Evan Burger has written up a short piece for Jacobin entitled “Toward a selfish Left.” He summarizes his argument as follows: “The Left doesn’t need a renewed emphasis on morality; instead, we must reclaim the concept of self-interest.” While the rest of the article is rather glib — going so far as to naturalize self-interest at one point (the author urges us to be mindful of “humanity’s inherently self-interested nature”) — its basic point regarding the subpolitical character of most ethical injunctions is sound.
To be sure, “Marxists” and leftists of all stripes have resorted to the most maudlin moralizations in recent decades, hoping to stir the masses from their inertia by appealing to their guilty conscience. Attentive readers of Marx will remember, however, that this has nothing to do with the critical position he advocated for communists:
Communism is quite incomprehensible to [the anarcho-individualist Max Stirner] because the communists do not oppose egoism to selflessness or selflessness to egoism, nor do they express this contradiction theoretically either in its sentimental or in its high-flown ideological form; they rather demonstrate its material source, with which it disappears of itself. The communists do not preach morality at all, as Stirner does so extensively. They do not put to people the moral demand: love one another, do not be egoists, etc.; on the contrary, they are very well aware that egoism, just as much as selflessness, is in definite circumstances a necessary form of the self-assertion of individuals. Hence, the communists by no means want…to do away with the ‘private individual’ for the sake of the ‘general,’ selfless man.

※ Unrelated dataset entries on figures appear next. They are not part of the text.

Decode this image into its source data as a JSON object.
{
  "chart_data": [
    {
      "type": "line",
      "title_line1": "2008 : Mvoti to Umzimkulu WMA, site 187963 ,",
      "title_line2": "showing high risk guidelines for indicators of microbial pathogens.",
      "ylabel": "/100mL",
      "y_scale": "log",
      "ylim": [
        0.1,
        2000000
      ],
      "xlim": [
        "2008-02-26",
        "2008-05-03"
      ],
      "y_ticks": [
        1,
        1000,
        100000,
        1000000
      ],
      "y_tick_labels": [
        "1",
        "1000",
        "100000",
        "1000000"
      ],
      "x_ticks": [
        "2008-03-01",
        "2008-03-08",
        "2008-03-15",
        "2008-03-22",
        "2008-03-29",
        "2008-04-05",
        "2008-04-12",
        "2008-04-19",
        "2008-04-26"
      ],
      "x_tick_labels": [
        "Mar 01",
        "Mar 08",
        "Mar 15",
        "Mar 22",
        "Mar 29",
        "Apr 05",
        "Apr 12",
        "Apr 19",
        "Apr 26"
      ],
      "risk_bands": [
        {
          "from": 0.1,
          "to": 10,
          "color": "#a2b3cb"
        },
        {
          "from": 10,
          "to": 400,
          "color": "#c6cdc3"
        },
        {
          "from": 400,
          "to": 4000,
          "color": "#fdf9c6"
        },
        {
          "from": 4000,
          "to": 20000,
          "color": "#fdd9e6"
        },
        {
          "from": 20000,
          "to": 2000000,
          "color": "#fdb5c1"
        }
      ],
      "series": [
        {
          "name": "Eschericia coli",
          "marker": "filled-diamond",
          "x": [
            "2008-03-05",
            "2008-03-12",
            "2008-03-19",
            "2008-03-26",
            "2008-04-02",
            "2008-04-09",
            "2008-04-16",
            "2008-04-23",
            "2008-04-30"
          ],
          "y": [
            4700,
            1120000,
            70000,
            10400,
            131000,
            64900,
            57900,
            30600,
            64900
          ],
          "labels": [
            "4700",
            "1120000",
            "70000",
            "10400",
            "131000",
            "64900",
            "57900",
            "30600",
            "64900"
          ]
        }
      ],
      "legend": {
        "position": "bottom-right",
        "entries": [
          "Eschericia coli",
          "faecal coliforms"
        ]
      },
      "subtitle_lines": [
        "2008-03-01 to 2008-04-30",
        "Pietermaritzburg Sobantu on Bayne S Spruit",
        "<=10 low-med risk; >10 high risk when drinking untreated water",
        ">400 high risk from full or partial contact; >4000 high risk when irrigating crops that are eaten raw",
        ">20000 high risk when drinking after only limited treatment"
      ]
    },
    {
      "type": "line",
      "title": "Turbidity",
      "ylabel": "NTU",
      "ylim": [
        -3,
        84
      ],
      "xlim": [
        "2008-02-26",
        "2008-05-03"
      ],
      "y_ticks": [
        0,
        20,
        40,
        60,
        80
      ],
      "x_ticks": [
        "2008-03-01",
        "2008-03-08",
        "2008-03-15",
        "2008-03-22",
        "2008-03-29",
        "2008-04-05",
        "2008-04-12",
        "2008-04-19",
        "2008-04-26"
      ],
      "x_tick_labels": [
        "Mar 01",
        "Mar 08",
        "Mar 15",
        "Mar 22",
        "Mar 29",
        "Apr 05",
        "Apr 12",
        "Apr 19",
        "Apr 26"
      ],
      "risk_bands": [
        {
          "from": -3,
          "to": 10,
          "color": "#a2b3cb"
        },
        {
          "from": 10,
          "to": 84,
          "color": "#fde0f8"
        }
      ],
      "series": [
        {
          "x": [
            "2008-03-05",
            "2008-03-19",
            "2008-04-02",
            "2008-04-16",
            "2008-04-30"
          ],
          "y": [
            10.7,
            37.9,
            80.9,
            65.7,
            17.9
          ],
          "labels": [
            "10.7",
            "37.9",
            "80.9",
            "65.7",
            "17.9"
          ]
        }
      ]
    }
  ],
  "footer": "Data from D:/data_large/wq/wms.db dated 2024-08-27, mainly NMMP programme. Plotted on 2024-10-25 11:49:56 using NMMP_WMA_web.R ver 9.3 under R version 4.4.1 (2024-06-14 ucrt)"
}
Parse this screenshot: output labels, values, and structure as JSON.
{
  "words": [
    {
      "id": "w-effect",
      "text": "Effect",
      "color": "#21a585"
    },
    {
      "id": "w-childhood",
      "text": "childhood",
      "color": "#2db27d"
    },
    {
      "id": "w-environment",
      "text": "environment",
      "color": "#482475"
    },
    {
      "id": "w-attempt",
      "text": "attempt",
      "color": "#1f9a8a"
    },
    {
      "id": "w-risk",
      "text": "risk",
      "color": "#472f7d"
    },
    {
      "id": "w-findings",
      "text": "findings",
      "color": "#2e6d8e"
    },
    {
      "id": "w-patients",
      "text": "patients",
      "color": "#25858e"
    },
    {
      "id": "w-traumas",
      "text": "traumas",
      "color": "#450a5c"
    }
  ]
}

Karl Marx, The German Ideology (1845)
So much for that “hive mind” collectivism libertarians always erroneously ascribe to Marxism and Marx. The freedom of each is a prerequisite for the freedom of all. Bourgeois subjectivity, though it for the first time expresses a widespread sense of individuality (mirroring the shift away from the family toward the individual as the basic productive unit of society), is eventually constrained by the onset of the capitalist mode of production.
This was precisely the dynamic Max Horkheimer picked up on in his excellent 1945 essay from The Eclipse of Reason on “The rise and decline of the individual.” In this work, Horkheimer contended that
One of the most important attributes of individuality, that of spontaneous action, which began to decline in capitalism as a result of the partial elimination of competition, played an integral part in socialist theory. But today the spontaneity of the working class has been impaired by the general dissolution of individuality. Labor is increasingly divorced from critical theories as they were formulated by the great political and social thinkers of the nineteenth century.

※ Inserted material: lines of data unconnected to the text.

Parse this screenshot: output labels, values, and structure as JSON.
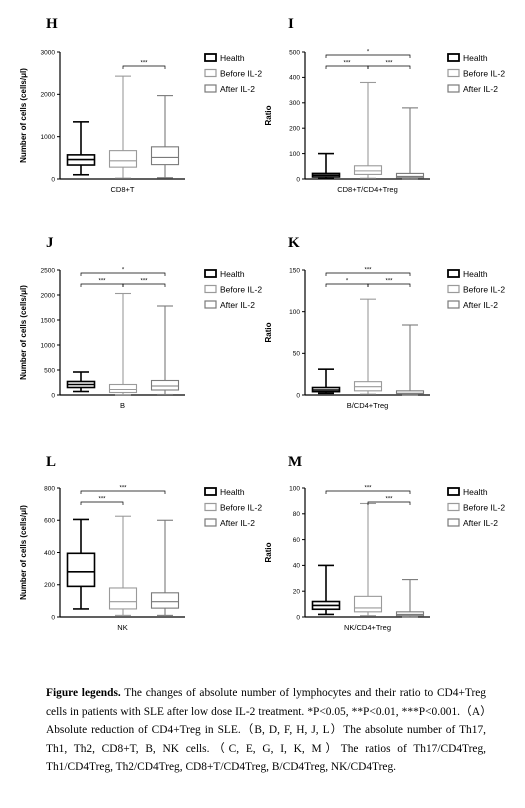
{
  "legend": {
    "health": "Health",
    "before": "Before IL-2",
    "after": "After IL-2",
    "colors": {
      "health": "#000000",
      "before": "#9a9a9a",
      "after": "#7a7a7a"
    }
  },
  "chart_data": [
    {
      "panel": "H",
      "type": "box",
      "ylabel": "Number of cells (cells/μl)",
      "xlabel": "CD8+T",
      "ylim": [
        0,
        3000
      ],
      "yticks": [
        "0",
        "1000",
        "2000",
        "3000"
      ],
      "series": [
        {
          "name": "Health",
          "min": 100,
          "q1": 330,
          "median": 460,
          "q3": 570,
          "max": 1350
        },
        {
          "name": "Before IL-2",
          "min": 20,
          "q1": 280,
          "median": 430,
          "q3": 670,
          "max": 2430
        },
        {
          "name": "After IL-2",
          "min": 30,
          "q1": 340,
          "median": 510,
          "q3": 760,
          "max": 1970
        }
      ],
      "significance": [
        {
          "pair": [
            1,
            2
          ],
          "label": "***"
        }
      ]
    },
    {
      "panel": "I",
      "type": "box",
      "ylabel": "Ratio",
      "xlabel": "CD8+T/CD4+Treg",
      "ylim": [
        0,
        500
      ],
      "yticks": [
        "0",
        "100",
        "200",
        "300",
        "400",
        "500"
      ],
      "series": [
        {
          "name": "Health",
          "min": 2,
          "q1": 8,
          "median": 15,
          "q3": 22,
          "max": 100
        },
        {
          "name": "Before IL-2",
          "min": 3,
          "q1": 18,
          "median": 32,
          "q3": 52,
          "max": 380
        },
        {
          "name": "After IL-2",
          "min": 1,
          "q1": 5,
          "median": 10,
          "q3": 22,
          "max": 280
        }
      ],
      "significance": [
        {
          "pair": [
            0,
            1
          ],
          "label": "***"
        },
        {
          "pair": [
            1,
            2
          ],
          "label": "***"
        },
        {
          "pair": [
            0,
            2
          ],
          "label": "*"
        }
      ]
    },
    {
      "panel": "J",
      "type": "box",
      "ylabel": "Number of cells (cells/μl)",
      "xlabel": "B",
      "ylim": [
        0,
        2500
      ],
      "yticks": [
        "0",
        "500",
        "1000",
        "1500",
        "2000",
        "2500"
      ],
      "series": [
        {
          "name": "Health",
          "min": 70,
          "q1": 150,
          "median": 210,
          "q3": 270,
          "max": 460
        },
        {
          "name": "Before IL-2",
          "min": 5,
          "q1": 50,
          "median": 110,
          "q3": 210,
          "max": 2030
        },
        {
          "name": "After IL-2",
          "min": 10,
          "q1": 100,
          "median": 180,
          "q3": 290,
          "max": 1780
        }
      ],
      "significance": [
        {
          "pair": [
            0,
            1
          ],
          "label": "***"
        },
        {
          "pair": [
            1,
            2
          ],
          "label": "***"
        },
        {
          "pair": [
            0,
            2
          ],
          "label": "*"
        }
      ]
    },
    {
      "panel": "K",
      "type": "box",
      "ylabel": "Ratio",
      "xlabel": "B/CD4+Treg",
      "ylim": [
        0,
        150
      ],
      "yticks": [
        "0",
        "50",
        "100",
        "150"
      ],
      "series": [
        {
          "name": "Health",
          "min": 2,
          "q1": 4,
          "median": 6,
          "q3": 9,
          "max": 31
        },
        {
          "name": "Before IL-2",
          "min": 1,
          "q1": 5,
          "median": 10,
          "q3": 16,
          "max": 115
        },
        {
          "name": "After IL-2",
          "min": 0,
          "q1": 1,
          "median": 2,
          "q3": 5,
          "max": 84
        }
      ],
      "significance": [
        {
          "pair": [
            0,
            1
          ],
          "label": "*"
        },
        {
          "pair": [
            1,
            2
          ],
          "label": "***"
        },
        {
          "pair": [
            0,
            2
          ],
          "label": "***"
        }
      ]
    },
    {
      "panel": "L",
      "type": "box",
      "ylabel": "Number of cells (cells/μl)",
      "xlabel": "NK",
      "ylim": [
        0,
        800
      ],
      "yticks": [
        "0",
        "200",
        "400",
        "600",
        "800"
      ],
      "series": [
        {
          "name": "Health",
          "min": 50,
          "q1": 190,
          "median": 280,
          "q3": 395,
          "max": 605
        },
        {
          "name": "Before IL-2",
          "min": 10,
          "q1": 50,
          "median": 95,
          "q3": 180,
          "max": 625
        },
        {
          "name": "After IL-2",
          "min": 10,
          "q1": 55,
          "median": 95,
          "q3": 150,
          "max": 600
        }
      ],
      "significance": [
        {
          "pair": [
            0,
            1
          ],
          "label": "***"
        },
        {
          "pair": [
            0,
            2
          ],
          "label": "***"
        }
      ]
    },
    {
      "panel": "M",
      "type": "box",
      "ylabel": "Ratio",
      "xlabel": "NK/CD4+Treg",
      "ylim": [
        0,
        100
      ],
      "yticks": [
        "0",
        "20",
        "40",
        "60",
        "80",
        "100"
      ],
      "series": [
        {
          "name": "Health",
          "min": 2,
          "q1": 6,
          "median": 9,
          "q3": 12,
          "max": 40
        },
        {
          "name": "Before IL-2",
          "min": 1,
          "q1": 4,
          "median": 7,
          "q3": 16,
          "max": 88
        },
        {
          "name": "After IL-2",
          "min": 0,
          "q1": 1,
          "median": 2,
          "q3": 4,
          "max": 29
        }
      ],
      "significance": [
        {
          "pair": [
            1,
            2
          ],
          "label": "***"
        },
        {
          "pair": [
            0,
            2
          ],
          "label": "***"
        }
      ]
    }
  ],
  "caption": {
    "label": "Figure legends.",
    "text": " The changes of absolute number of lymphocytes and their ratio to CD4+Treg cells in patients with SLE after low dose IL-2 treatment. *P<0.05, **P<0.01, ***P<0.001.（A）Absolute reduction of CD4+Treg in SLE.（B, D, F, H, J, L）The absolute number of Th17, Th1, Th2, CD8+T, B, NK cells.（C, E, G, I, K, M）The ratios of Th17/CD4Treg, Th1/CD4Treg, Th2/CD4Treg, CD8+T/CD4Treg, B/CD4Treg, NK/CD4Treg."
  }
}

Max Horkheimer, “The rise and
decline of the individual” (1945)
Indeed, here Horkheimer tacitly leans not only the theory of proletarian spontaneity developed by Luxemburg in The Mass Strike (1908), but also on Lenin’s critique of competition as it exists in stunted form within the capitalist social formation. “Far from extinguishing competition, socialism, on the contrary, for the first time creates the opportunity for employing it on a really wide and on a really mass scale,” wrote Lenin toward the close of 1917, “for actually drawing the majority of working people into a field of labor in which they can display their abilities, develop the capacities, and reveal those talents, so abundant among the people whom capitalism crushed, suppressed, and strangled in thousands and millions.”
Here, as with most things Lenin wrote about, the most pressing question was one of organization. Competition, much like individualism or egoism, was never in doubt for Marx, Lenin, or the thinkers of the Frankfurt School. Certainly some of the extrapolations based on these principles, which exalted individuality or competitiveness as part of “human nature” (and even considered them the prime movers in any rational society), were ideological. But the socialism articulated by Marx and his greatest followers was hardly an “abstract negation” of all that exists under bourgeois society.
Marxism proposes a sublation or “determinate negation” of capitalist society — that is, its simultaneous negation and realization — by harnessing its productive forces and pushing the social dynamics it heralded beyond its own self-imposed limits. Communism is the riddle of history solved, the solution to the modern dilemma of social versus individual freedom. Selfishness and competition, decried so often by activists and protestors, are quite often more progressive than the alternatives offered up by moralists on the so-called “Left.”